The leader of Change UK, Heidi Allen, has said her party could merge with with the Liberal Democrats, appearing to put her at odds with Chuka Umunna.
On Saturday, Umunna, a Change UK MP and spokesman, said the Independent Group should form a pact not to stand against Lib Dems in the next general election.
But Allen, who left the Conservatives to join two other breakaway Conservative and Labour MPs to form the pro-remain group, said she would go “one step further”.
Speaking to BBC Radio 5 Live, she said: “I would like us to be in the same vehicle.” Asked if she meant the same party, Allen replied: “Yeah, probably, I don’t know. This partisan thing completely passes me by and when I look across Europe, they seem to do pretty well with coalitions.
“I don’t know what the format will be, but will we be singing from the same hymn sheet? I would hope as a collective, let’s call us a collective, somewhere in the middle with other likeminded colleagues. I don’t think it’s sensible to be too prescriptive at the moment.”
Allen said to be a “real insurgent force”, the alliance needed to be “brand new” rather than a larger Liberal Democrat party.
Last week, she admitted she had threatened to quit in an internal row over tactical voting to maximise the pro-remain challenge to Nigel Farage’s Brexit party.
But on Sunday she indicated all MPs within the party were moving towards a closer relationship with the Liberal Democrats.
“I think we are sensible enough to know we can’t do it on our own,” she said. “Are we at different stages on the continuum? Of course we are, because everybody’s different. “But do we all agree that the long goal is something centrist together?

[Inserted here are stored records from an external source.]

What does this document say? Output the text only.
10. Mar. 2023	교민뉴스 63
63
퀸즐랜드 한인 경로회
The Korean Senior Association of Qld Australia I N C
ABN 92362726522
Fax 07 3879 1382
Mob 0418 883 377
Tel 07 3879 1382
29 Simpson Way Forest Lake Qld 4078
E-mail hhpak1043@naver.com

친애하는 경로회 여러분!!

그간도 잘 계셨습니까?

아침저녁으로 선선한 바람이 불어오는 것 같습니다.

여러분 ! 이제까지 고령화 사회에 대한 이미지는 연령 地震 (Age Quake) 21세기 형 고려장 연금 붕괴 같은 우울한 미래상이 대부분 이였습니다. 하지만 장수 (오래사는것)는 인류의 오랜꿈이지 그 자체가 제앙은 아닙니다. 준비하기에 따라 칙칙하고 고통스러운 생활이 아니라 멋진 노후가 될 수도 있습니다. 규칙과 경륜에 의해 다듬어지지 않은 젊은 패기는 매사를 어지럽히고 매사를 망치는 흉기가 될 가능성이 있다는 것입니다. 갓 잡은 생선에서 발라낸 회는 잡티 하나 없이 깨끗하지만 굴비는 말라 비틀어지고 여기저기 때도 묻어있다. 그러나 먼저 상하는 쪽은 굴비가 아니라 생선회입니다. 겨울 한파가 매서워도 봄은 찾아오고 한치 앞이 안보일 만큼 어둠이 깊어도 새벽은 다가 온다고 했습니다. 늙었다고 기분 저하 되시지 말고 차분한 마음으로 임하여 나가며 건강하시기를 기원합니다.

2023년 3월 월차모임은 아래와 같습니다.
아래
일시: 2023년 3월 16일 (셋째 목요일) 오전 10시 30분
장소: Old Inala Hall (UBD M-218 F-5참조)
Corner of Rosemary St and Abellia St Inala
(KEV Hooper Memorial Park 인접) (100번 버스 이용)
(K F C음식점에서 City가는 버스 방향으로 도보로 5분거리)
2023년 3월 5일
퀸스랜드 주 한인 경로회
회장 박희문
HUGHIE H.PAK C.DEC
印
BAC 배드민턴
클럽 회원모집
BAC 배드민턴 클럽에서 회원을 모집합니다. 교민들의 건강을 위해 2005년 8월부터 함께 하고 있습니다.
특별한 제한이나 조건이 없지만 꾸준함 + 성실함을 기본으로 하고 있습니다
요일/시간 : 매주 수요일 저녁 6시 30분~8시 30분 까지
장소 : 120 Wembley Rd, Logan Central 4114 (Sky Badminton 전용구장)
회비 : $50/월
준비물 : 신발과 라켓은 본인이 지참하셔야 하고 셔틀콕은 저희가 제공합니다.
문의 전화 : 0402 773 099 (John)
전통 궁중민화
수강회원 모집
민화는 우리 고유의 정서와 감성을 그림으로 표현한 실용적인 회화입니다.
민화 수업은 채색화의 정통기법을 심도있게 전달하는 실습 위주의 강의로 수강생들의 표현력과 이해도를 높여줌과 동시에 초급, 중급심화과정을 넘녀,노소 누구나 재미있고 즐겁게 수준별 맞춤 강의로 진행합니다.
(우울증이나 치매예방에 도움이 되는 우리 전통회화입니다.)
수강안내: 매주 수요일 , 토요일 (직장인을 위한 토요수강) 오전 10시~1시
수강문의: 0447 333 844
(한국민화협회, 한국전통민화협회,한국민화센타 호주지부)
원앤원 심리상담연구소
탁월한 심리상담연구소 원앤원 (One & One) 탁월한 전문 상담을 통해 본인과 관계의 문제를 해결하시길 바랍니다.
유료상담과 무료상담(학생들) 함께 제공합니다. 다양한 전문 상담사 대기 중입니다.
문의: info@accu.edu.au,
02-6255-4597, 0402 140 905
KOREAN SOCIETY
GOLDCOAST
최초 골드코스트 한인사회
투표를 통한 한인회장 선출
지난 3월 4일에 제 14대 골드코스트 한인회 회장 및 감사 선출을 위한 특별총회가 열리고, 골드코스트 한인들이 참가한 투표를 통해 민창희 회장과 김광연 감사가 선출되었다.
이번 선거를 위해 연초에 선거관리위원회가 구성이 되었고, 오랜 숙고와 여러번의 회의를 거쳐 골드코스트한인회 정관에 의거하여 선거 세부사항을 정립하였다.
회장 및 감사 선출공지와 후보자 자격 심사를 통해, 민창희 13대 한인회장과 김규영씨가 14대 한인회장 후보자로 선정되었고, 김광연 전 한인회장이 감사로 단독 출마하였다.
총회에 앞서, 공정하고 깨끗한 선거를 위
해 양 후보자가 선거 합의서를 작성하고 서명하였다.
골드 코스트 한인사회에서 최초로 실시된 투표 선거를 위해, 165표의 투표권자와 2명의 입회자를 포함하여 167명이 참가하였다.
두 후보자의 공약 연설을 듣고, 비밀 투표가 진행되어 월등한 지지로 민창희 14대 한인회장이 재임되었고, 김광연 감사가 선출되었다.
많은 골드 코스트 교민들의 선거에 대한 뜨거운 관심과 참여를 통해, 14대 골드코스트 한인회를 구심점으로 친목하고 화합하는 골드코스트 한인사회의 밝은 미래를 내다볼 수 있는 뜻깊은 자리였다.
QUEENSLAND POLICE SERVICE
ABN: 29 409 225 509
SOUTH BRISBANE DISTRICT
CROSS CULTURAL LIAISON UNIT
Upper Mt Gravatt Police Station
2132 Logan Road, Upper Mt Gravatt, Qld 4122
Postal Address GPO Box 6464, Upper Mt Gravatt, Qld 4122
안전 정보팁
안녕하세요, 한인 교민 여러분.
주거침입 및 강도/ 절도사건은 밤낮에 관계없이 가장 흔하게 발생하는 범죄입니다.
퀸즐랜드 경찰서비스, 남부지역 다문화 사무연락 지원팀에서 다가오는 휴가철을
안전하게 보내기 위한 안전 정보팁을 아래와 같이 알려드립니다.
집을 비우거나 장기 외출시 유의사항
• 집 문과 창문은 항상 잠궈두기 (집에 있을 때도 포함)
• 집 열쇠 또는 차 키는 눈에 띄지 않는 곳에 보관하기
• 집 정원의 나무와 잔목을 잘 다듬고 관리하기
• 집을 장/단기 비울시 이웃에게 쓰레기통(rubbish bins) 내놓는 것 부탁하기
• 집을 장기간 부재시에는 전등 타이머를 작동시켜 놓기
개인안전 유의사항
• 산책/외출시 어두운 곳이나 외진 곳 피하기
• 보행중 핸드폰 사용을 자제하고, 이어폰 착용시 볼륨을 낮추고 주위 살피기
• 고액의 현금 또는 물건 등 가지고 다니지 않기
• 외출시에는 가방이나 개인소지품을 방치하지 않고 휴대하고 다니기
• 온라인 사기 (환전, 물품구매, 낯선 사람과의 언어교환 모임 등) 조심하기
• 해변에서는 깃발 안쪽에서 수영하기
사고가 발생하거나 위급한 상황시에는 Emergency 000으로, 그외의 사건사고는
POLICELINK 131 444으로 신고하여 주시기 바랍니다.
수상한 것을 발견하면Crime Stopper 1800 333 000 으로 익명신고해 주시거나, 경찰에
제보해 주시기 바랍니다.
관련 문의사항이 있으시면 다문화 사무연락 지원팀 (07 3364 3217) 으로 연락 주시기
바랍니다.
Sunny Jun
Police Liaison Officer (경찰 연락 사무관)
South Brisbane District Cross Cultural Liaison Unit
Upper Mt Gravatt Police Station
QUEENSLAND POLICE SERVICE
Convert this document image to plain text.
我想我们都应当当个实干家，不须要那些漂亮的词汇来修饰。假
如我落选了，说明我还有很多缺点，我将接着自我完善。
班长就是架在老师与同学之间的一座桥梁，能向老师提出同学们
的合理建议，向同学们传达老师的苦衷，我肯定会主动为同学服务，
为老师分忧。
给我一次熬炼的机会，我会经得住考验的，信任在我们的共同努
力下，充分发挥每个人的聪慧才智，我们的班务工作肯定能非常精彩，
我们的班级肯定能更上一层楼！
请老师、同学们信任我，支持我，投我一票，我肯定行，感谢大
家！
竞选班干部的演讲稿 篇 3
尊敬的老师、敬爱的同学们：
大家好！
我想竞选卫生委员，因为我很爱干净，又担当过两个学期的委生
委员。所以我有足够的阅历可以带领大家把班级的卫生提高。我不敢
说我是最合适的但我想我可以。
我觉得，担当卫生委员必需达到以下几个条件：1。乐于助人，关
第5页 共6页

Then, yes, we are all on that same path.”
Allen said she believed more Tory MPs could desert the party if Boris Johnson became prime minster, while Labour MPs may also defect if Jeremy Corbyn continued to refuse to commit to a second referendum.
Umunna said on Saturday he thought a pact with the Liberal Democrats would be “sensible”, adding: “I personally don’t think we should be competing at a general election.” He cited a pact that the then Liberal party held with the Social Democrats in the 1980s.
On Sunday, ahead of the European election results, Umunna thanked party workers but appeared to accept Change UK was facing humiliation in the polls. “Whatever the results are tonight everyone can be proud,” he said in a video message to the party’s supporters.